The only thing I didn’t find is, is there an optimal way to determine the timing of the synapse with respect to the stimulus. For example, if I present the stimulus in my simulation for 0.1s, my synapse value should always equal one hundredth of the stimulus presentation, or similar.

xchoo · July 11, 2022, 2:13am

It looks like your network is working, it’s just that it hasn’t been training for long enough to see the effects of the training. Keep in mind that I trained my network for 200s, whereas the plot you posted seem to only be for 4 seconds. Also keep in mind that in my network, I inhibit the learning process after the 200s training period (see my post above). This has the effect of the learning rule not causing the input to “spike” as it adjusts the output to match the input.

If you are using the default synapse (which is the exponential synapse), the rough rule of thumb is that in \tau_{syn} seconds, a step input will rise from it’s original value to about 2/3rds of the final step value. As an example, if your synapse has a \tau = 0.005s, and you feed in a step input from 0 to 1, then in 0.005s, the output of the synapse will be roughly 0.66 (0.632 to be precise, see here). To be on the safe side, then, the stimulus you present to the network should stay constant for at least 3\tau_{syn}. Of course, this is for a 1 layer network, you may want to add additional time for networks with multiple layers to ensure there is enough time for the information to propagate throughout the entire network.
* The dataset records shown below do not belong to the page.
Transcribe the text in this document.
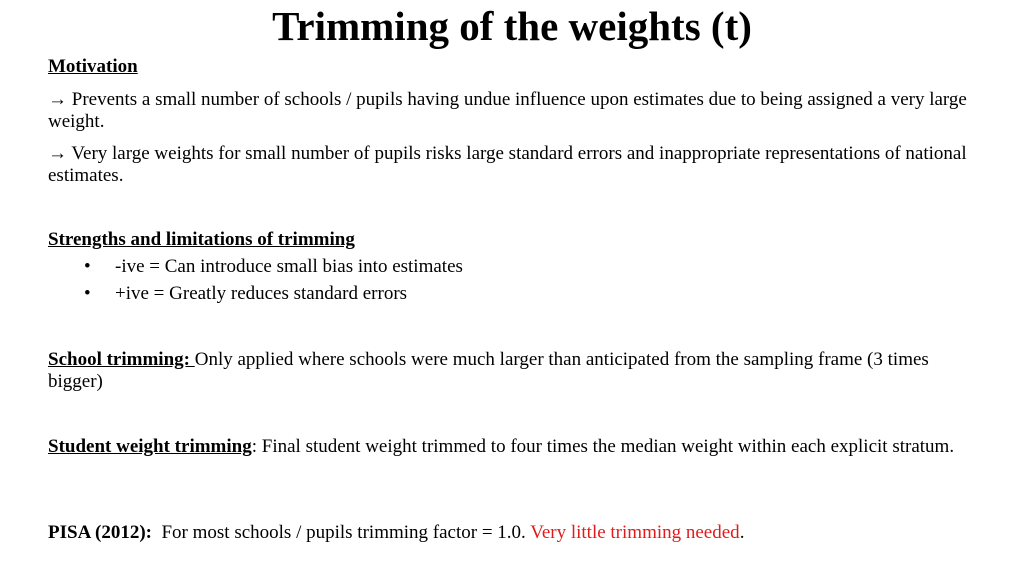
Trimming of the weights (t)
Motivation
→ Prevents a small number of schools / pupils having undue influence upon estimates due to being assigned a very large weight.
→ Very large weights for small number of pupils risks large standard errors and inappropriate representations of national estimates.
Strengths and limitations of trimming
• -ive = Can introduce small bias into estimates
• +ive = Greatly reduces standard errors
School trimming: Only applied where schools were much larger than anticipated from the sampling frame (3 times bigger)
Student weight trimming: Final student weight trimmed to four times the median weight within each explicit stratum.
PISA (2012):  For most schools / pupils trimming factor = 1.0. Very little trimming needed.
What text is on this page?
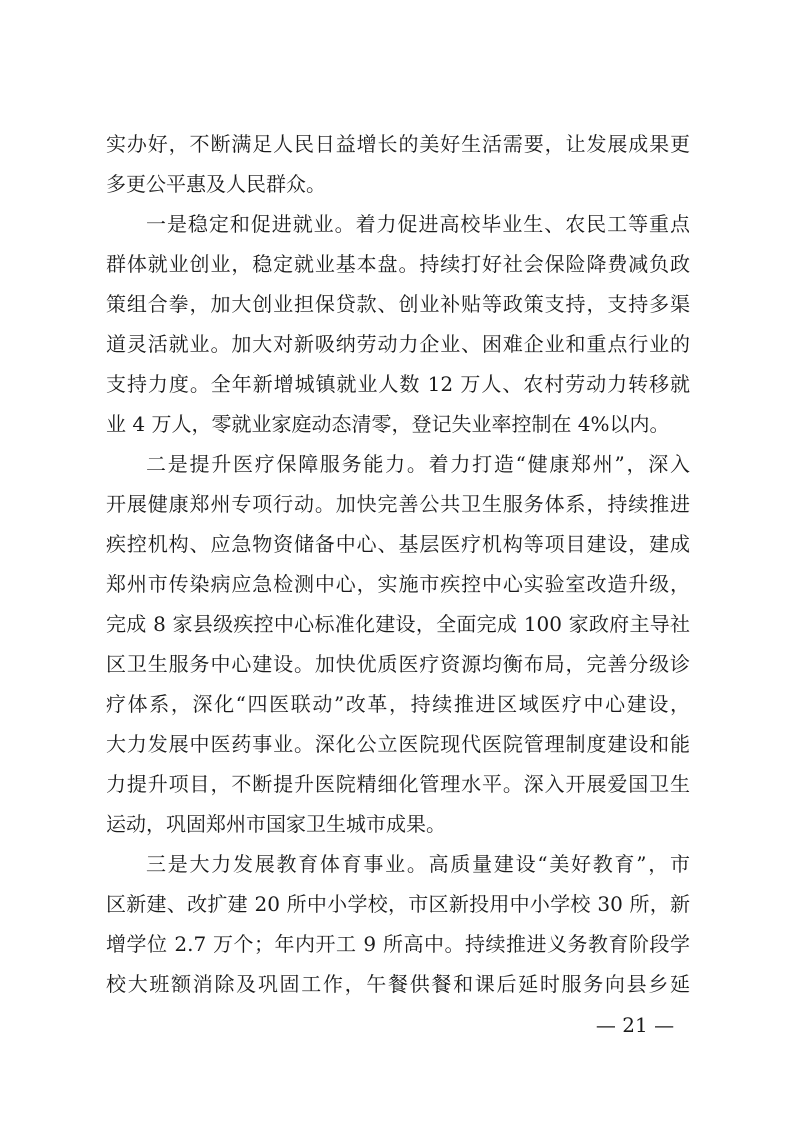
实办好，不断满足人民日益增长的美好生活需要，让发展成果更
多更公平惠及人民群众。
一是稳定和促进就业。着力促进高校毕业生、农民工等重点
群体就业创业，稳定就业基本盘。持续打好社会保险降费减负政
策组合拳，加大创业担保贷款、创业补贴等政策支持，支持多渠
道灵活就业。加大对新吸纳劳动力企业、困难企业和重点行业的
支持力度。全年新增城镇就业人数 12 万人、农村劳动力转移就
业 4 万人，零就业家庭动态清零，登记失业率控制在 4%以内。
二是提升医疗保障服务能力。着力打造“健康郑州”，深入
开展健康郑州专项行动。加快完善公共卫生服务体系，持续推进
疾控机构、应急物资储备中心、基层医疗机构等项目建设，建成
郑州市传染病应急检测中心，实施市疾控中心实验室改造升级，
完成 8 家县级疾控中心标准化建设，全面完成 100 家政府主导社
区卫生服务中心建设。加快优质医疗资源均衡布局，完善分级诊
疗体系，深化“四医联动”改革，持续推进区域医疗中心建设，
大力发展中医药事业。深化公立医院现代医院管理制度建设和能
力提升项目，不断提升医院精细化管理水平。深入开展爱国卫生
运动，巩固郑州市国家卫生城市成果。
三是大力发展教育体育事业。高质量建设“美好教育”，市
区新建、改扩建 20 所中小学校，市区新投用中小学校 30 所，新
增学位 2.7 万个；年内开工 9 所高中。持续推进义务教育阶段学
校大班额消除及巩固工作，午餐供餐和课后延时服务向县乡延
— 21 —
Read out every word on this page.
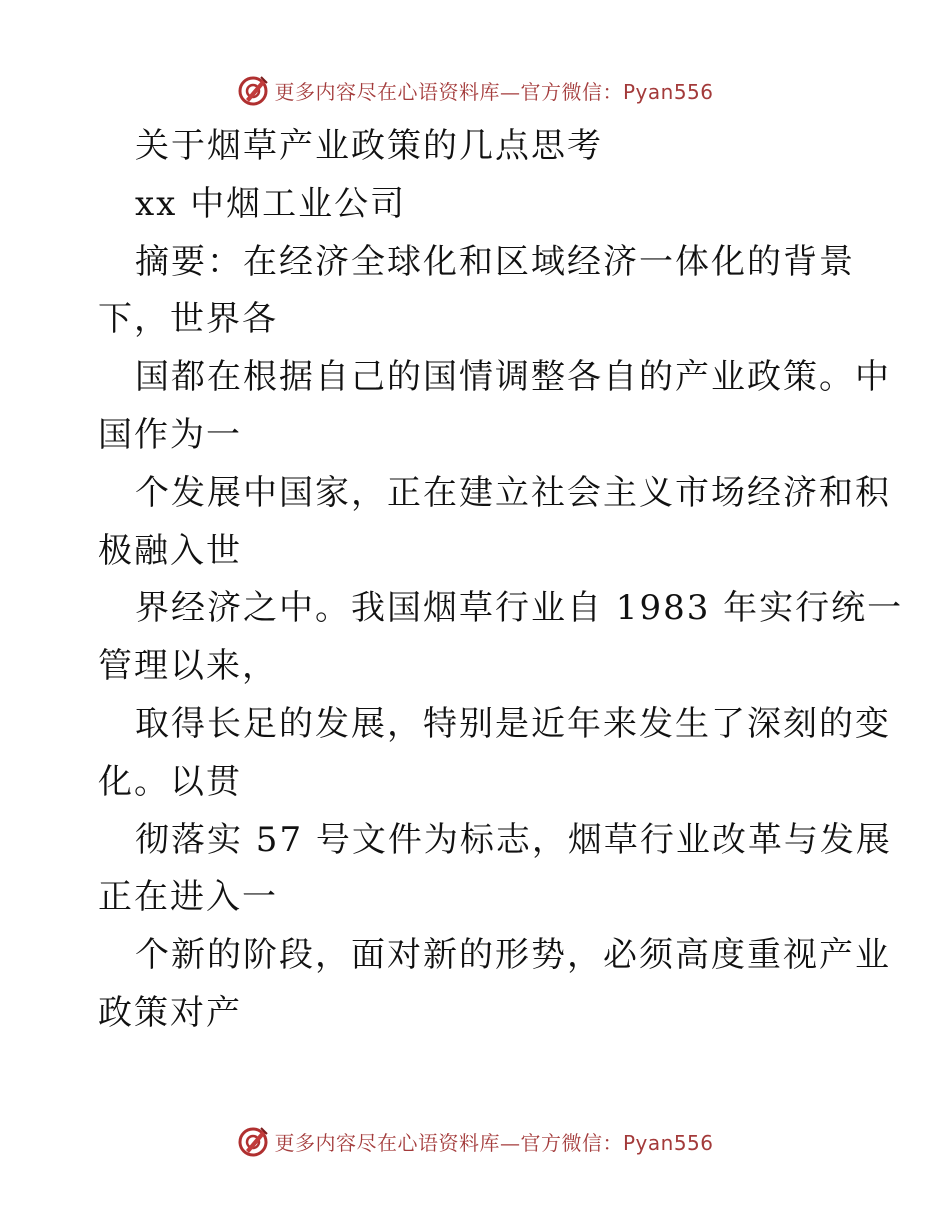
更多内容尽在心语资料库—官方微信：Pyan556
关于烟草产业政策的几点思考
xx 中烟工业公司
摘要：在经济全球化和区域经济一体化的背景
下，世界各
国都在根据自己的国情调整各自的产业政策。中
国作为一
个发展中国家，正在建立社会主义市场经济和积
极融入世
界经济之中。我国烟草行业自 1983 年实行统一
管理以来，
取得长足的发展，特别是近年来发生了深刻的变
化。以贯
彻落实 57 号文件为标志，烟草行业改革与发展
正在进入一
个新的阶段，面对新的形势，必须高度重视产业
政策对产
更多内容尽在心语资料库—官方微信：Pyan556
SebVol · July 20, 2022, 7:36am

Hey @xchoo,

thanks a lot! I toyed around with different representation lengths of the stimulus and everything is working now (also if the error signal is inhibited).

Thanks again for the tips!

xchoo · August 11, 2022, 3:36am

Here’s my code if you want to compare:
test_learn_matrix.py (2.8 KB)

SebVol · August 11, 2022, 8:19am

Thank you for the code; the error as function and node is a nice idea; it makes my code run a little quicker.
Previously, I used a neuron ensemble.